Nigam, S., I. M. Held, and S. W. Lyons, 1986: Linear simulation of the stationary eddies in a general circulation model. Part I: The no-mountain model. Journal of the Atmospheric Sciences, 43 (23), 2944-2961.

Abstract: The quantitative validity of linear stationary wave theory is examined by comparing the results from a linear primitive equation model on the sphere with the stationary eddies produced by a general circulation model (GCM). The GCM simulated has a flat lower boundary, so that the stationary eddies can be thought of as forced by heating (sensible, latent and radiative) and time-averaged transient eddy flux convergences. Orographic forcing is examined in the second part of this study. The distribution of the diabatic heating and transient eddy flux convergences and the zonally symmetric basic state are taken directly from the GCM's climatology for Northern winter (DJF). Strong Rayleigh friction is included in the linear model wherever the zonal mean wind is amall, as well as near the surface.
The linear model is found to simulate the stationary eddy pattern of the GCM with considerable skill in both midlatitudes and the tropics.
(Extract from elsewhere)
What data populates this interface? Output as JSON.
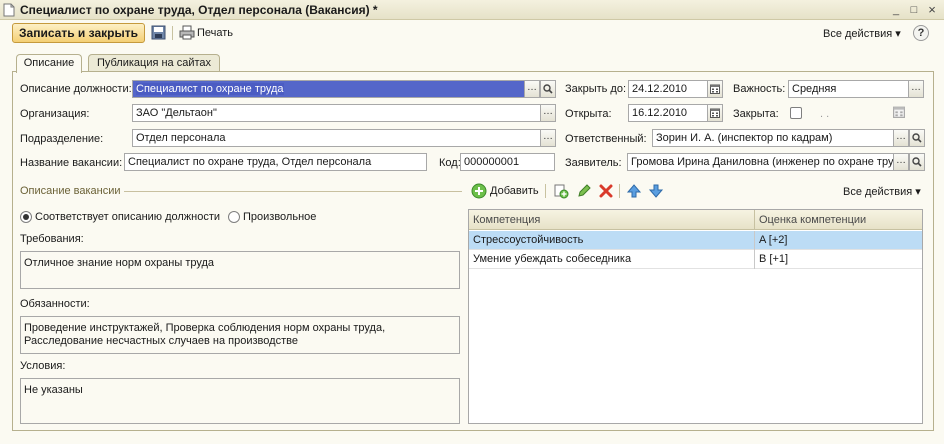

Some deficiencies include the inaccurate simulation of the upper tropospheric geopotential over North America and distortion of the wind field near the low-level zero-wind line in the subtropics. Decomposition of the linear solution shows that 1) the extratropical upper tropospheric eddy pattern generated by tropical forcing is significant but smaller than that due to extratropical forcing, 2) the upper-level extratropical pattern deteriorates somewhat when forcing by transients is removed, while the low-level pattern deteriorates dramatically and 3) there is considerable compensation between the effects of low-level thermal transients and extratropical sensible heating, to the point that we argue that this decomposition is not physically meaningful. The sensitivity of the results to the Rayleigh friction formulation is discussed, as is the effect of replacing the transients with thermal damping.